Chinese automotive company

Wanfeng Auto Holding Group (万丰奥特控股集团 (萬豐奧特控股集團)), fully referred to as Wanfeng Auto Holding Group Co., Ltd., headquartered in Xinchang County, China, is a parts and equipment manufacturer for the automotive industry, and energy saving.

The company was founded in 1994 by Chen Ailian. It manufactures lightweight metal parts: aluminium wheels and magnesium alloy materials, and provides environmental protection coatings, hybrid vehicle and electric vehicle assembly and powertrain systems, technical services and control systems.

It is involved in aircraft manufacturing and research & development, airport construction and management and general aviation operations: aerial sightseeing, air sports and flight training services.

It supplies industrial automatic gating systems, low pressure die cast machines and auxiliary equipment, with consulting and maintenance and repair services, and provides automation for auto and heavy industries and industrial robot intelligent equipment.

It provides private equity, hedge fund and finance leasing services.

It designs, develops, and constructs real estate properties and services high-rise buildings, multi-story residences, villas, office buildings, community and commercial buildings and government properties.

It is amongst the Chinese Private Enterprises Top 500 (#123) and China Auto Industry Top 30 (#18).
It is listed on the Shenzhen Stock Exchange and is a part of the SZSE 200 Index.

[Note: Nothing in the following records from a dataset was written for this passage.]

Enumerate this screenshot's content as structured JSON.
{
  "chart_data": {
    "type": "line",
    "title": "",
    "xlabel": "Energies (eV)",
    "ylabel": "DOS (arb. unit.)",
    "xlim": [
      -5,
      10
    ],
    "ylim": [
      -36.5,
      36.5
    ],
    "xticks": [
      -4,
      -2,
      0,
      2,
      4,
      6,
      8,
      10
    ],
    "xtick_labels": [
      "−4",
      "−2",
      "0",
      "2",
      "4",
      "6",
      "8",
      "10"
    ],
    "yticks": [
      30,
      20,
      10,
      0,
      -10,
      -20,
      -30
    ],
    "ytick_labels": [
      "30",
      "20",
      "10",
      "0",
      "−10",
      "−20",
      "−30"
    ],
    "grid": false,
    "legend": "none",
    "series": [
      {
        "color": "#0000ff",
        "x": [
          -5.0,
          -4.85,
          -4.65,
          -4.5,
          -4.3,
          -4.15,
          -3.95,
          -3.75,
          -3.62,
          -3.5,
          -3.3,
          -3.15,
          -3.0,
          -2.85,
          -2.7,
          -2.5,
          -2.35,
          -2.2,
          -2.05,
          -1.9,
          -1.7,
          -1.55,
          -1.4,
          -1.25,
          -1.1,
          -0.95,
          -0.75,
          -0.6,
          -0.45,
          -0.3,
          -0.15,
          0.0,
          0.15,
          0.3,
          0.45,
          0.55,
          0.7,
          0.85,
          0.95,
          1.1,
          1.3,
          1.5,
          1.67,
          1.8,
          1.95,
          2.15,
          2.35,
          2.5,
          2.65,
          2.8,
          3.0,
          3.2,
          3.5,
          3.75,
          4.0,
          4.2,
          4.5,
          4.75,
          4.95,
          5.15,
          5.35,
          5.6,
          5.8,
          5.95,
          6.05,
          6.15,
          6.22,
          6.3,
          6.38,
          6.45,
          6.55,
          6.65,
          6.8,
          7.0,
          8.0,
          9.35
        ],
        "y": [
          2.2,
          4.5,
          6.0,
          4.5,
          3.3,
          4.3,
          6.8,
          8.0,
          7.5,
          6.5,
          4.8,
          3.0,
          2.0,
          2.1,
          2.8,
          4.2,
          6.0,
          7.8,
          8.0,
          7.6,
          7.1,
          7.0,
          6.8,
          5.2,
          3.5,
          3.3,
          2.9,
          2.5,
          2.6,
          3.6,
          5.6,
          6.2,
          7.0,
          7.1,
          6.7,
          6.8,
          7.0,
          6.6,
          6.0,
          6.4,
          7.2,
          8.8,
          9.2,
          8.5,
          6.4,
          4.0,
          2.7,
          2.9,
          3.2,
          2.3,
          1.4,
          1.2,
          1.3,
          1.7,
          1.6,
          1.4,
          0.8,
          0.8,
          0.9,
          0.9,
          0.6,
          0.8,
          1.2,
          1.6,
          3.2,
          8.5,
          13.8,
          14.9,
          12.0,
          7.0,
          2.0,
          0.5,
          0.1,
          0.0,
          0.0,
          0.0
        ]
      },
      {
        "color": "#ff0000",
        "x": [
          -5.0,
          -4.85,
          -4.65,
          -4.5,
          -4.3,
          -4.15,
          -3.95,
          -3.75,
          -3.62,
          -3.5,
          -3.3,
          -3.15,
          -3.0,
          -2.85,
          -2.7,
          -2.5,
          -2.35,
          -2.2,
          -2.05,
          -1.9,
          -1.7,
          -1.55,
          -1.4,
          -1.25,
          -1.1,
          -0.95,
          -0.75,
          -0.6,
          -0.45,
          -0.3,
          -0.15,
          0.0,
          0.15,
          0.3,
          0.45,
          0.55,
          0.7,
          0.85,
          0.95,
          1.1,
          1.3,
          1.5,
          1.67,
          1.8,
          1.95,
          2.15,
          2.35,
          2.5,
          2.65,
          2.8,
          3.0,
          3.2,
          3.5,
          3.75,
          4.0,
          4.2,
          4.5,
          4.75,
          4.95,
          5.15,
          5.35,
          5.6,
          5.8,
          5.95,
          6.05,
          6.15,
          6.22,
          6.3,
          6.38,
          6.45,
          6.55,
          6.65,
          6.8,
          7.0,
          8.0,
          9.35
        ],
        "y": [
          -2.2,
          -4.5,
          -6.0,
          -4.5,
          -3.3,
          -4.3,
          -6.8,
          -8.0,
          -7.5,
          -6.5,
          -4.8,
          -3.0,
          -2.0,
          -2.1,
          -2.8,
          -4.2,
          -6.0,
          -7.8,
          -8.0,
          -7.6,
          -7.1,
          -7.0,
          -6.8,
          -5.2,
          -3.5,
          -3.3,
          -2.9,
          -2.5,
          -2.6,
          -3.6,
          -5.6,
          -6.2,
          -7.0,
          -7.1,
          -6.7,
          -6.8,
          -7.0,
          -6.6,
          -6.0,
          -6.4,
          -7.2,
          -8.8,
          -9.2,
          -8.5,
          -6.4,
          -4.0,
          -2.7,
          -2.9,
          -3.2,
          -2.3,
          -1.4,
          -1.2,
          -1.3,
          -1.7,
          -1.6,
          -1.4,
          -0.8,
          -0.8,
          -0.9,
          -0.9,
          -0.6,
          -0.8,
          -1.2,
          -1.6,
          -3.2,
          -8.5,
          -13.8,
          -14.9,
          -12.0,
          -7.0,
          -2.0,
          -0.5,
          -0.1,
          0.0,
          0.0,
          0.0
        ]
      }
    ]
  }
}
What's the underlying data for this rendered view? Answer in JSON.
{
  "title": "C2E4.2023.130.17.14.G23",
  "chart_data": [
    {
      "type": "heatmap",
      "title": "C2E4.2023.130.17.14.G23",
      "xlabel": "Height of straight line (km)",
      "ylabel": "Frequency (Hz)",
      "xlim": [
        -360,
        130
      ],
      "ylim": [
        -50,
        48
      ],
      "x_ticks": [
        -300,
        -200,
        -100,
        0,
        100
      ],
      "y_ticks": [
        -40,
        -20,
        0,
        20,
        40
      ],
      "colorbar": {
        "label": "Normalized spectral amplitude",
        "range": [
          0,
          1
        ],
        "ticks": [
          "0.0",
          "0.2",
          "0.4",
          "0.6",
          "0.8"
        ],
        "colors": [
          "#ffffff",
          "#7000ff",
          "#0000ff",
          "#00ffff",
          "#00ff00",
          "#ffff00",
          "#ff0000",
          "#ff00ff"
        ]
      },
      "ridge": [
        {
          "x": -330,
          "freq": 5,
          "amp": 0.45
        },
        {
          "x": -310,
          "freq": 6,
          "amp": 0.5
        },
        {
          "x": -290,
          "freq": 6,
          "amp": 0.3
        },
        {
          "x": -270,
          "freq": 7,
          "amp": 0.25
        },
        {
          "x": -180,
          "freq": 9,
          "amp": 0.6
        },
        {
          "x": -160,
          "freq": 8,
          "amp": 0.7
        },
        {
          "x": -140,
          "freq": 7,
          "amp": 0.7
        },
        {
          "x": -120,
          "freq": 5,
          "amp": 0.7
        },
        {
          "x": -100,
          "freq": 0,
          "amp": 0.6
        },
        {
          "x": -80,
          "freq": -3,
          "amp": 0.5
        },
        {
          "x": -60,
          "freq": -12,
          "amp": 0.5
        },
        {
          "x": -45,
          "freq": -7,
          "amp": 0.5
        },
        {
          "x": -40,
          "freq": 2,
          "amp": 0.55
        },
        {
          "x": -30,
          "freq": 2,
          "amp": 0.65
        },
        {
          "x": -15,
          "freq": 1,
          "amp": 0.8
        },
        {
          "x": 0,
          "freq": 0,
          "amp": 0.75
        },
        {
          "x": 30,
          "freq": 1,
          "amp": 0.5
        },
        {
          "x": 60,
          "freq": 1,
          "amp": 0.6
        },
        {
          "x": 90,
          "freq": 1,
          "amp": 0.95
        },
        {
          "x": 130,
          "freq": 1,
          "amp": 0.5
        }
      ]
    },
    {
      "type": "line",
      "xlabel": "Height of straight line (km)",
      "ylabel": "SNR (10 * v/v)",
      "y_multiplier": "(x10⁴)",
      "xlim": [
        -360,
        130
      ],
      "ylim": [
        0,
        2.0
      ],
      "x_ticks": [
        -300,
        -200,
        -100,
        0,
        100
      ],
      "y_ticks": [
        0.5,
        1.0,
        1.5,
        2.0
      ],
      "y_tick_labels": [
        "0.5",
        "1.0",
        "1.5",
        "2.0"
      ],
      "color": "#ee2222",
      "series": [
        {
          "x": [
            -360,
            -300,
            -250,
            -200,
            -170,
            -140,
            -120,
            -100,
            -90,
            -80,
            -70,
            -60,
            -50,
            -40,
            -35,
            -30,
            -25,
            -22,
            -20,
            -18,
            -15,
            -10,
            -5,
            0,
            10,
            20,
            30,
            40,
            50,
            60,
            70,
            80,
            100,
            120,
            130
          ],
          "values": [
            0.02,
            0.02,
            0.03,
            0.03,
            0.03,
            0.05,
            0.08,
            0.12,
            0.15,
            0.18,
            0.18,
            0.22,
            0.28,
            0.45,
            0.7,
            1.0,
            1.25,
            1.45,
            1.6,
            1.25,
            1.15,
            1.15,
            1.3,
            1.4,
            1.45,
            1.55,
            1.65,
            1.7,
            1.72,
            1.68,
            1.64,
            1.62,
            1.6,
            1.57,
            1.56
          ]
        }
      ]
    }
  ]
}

Wanfeng Auto wheel started manufacturing aluminum motorcycle wheels in 1994 and automotive aluminum wheels in 1998. Today Wanfeng has 5 automotive wheel plants in China - Xinchang, Ningbo, Jilin, Chongqing and Weihai which has a combined capacity to produce more than 24 million auto wheels per year. Wanfeng Auto Wheel also has 3 motorcycle manufacturing plants including one in India. Together, they have an output of more than 18 million motorcycle alloy wheels annually.